I kno.
It's amazing how all these little guys keep going. The trailer is good though. The voices of the actors are strong and intense. Smart move. And did you notice the Cylon. Lol
I could have sworn the guy giving the impassioned speech was Vin Diesel. He'd make a better Klingon than the people playing Klingons. I missed the Cylon. I'll have to look it over again.
I don't know what time period they are going for, but I like how it looks that it is in the ten years between the end of TOS and TMP.
This is the what I really hate about the ST canon. The difference between TOS Enterprise and TMP Enterprise stems from 3 axis: 15 years experience in space model workshops, budgets for same, and Big Screen detail requirements. The Enterprise refit was just a convention to explain the inadequacy of the original Enterprise model for a Cinematic feature. What that convention can never do is make an early 1960's television spaceship model work in a HDTV world. That model needs to be abandoned for higher production standards. TMP model is really good. That isn't to say it couldn't be better, but if I had to stick with any model made for any ST, that would be it.

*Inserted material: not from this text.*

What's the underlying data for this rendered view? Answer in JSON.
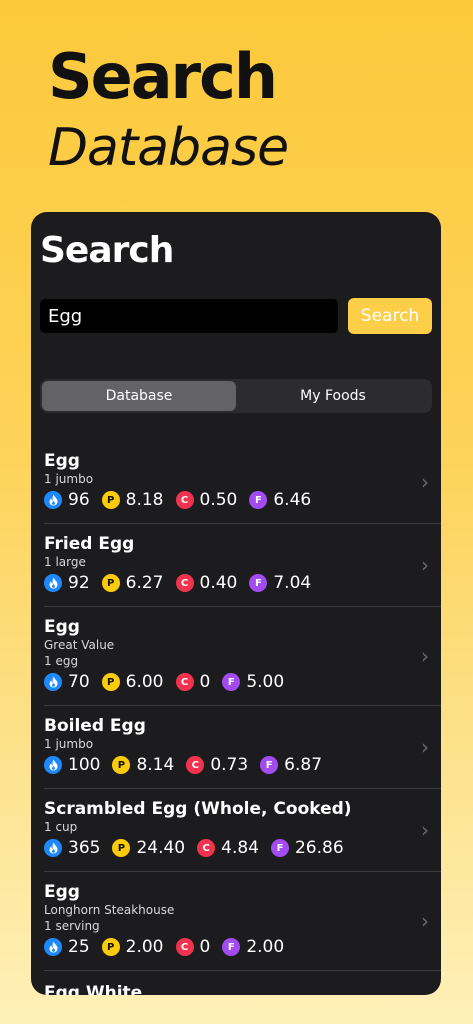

In 2nd Place comes TMP Klingon Battlecruiser. The studio model had too many ridiculous gimblies, and they blued it all to Hades in post production, but it was cool-looking anyway.
I'm tired of ST productions wearing the ST canon like a strait-jacket. This is the one thing that JJ Abrams got right. ST can go in so many directions. Personally, I'd like to see someone take up the concept of that a starship contains an enormous power source. Nuclear weapons and nuclear power were very much on the minds of 1960's sci-fi writers. With Star Wars in the 1970's, spaceships and space weapons were not so high energy as highly magical, and I think that universe effected the creators of ST.
There is a good example of this between "The Enterprise Incident" and STIII "The Search for Spock." In TOS, Kirk bluffs that he's going to self destruct the Enterprise. He does this by sending a general warning of an enormous blast radius. As the Romulans decode the message, they give the Big-E space to slip away and try out the cloaking device. In STIII, Kirk does self destruct the Enterprise, but it just blows a few big holes in itself and falls out of orbit. Considering that they were able to siphon one ounce of anti-matter from the engines in TOS episode "Obsession," any physicist could tell you that a starship would have a truly scary explosive potential.
As a matter of fact, TOS did better with high energy explosions than any later production of ST. They used strobe lights to represent the flash of truly powerful detonations. It may have been cheaper than showing a nice orange fireball, but considering spaceships run on anti-matter and not gasoline, I should think the resulting explosion would tend toward the blue end of the spectrum, if not down into the gamma rays.
Even Warner Brothers classic cartoons of the 1950's had a better handle on high energy. The "Illudium Q-36 Explosive Space Modulator" looked like a firecracker but was supposed to deliver a (very literally) "Earth shattering kaboom."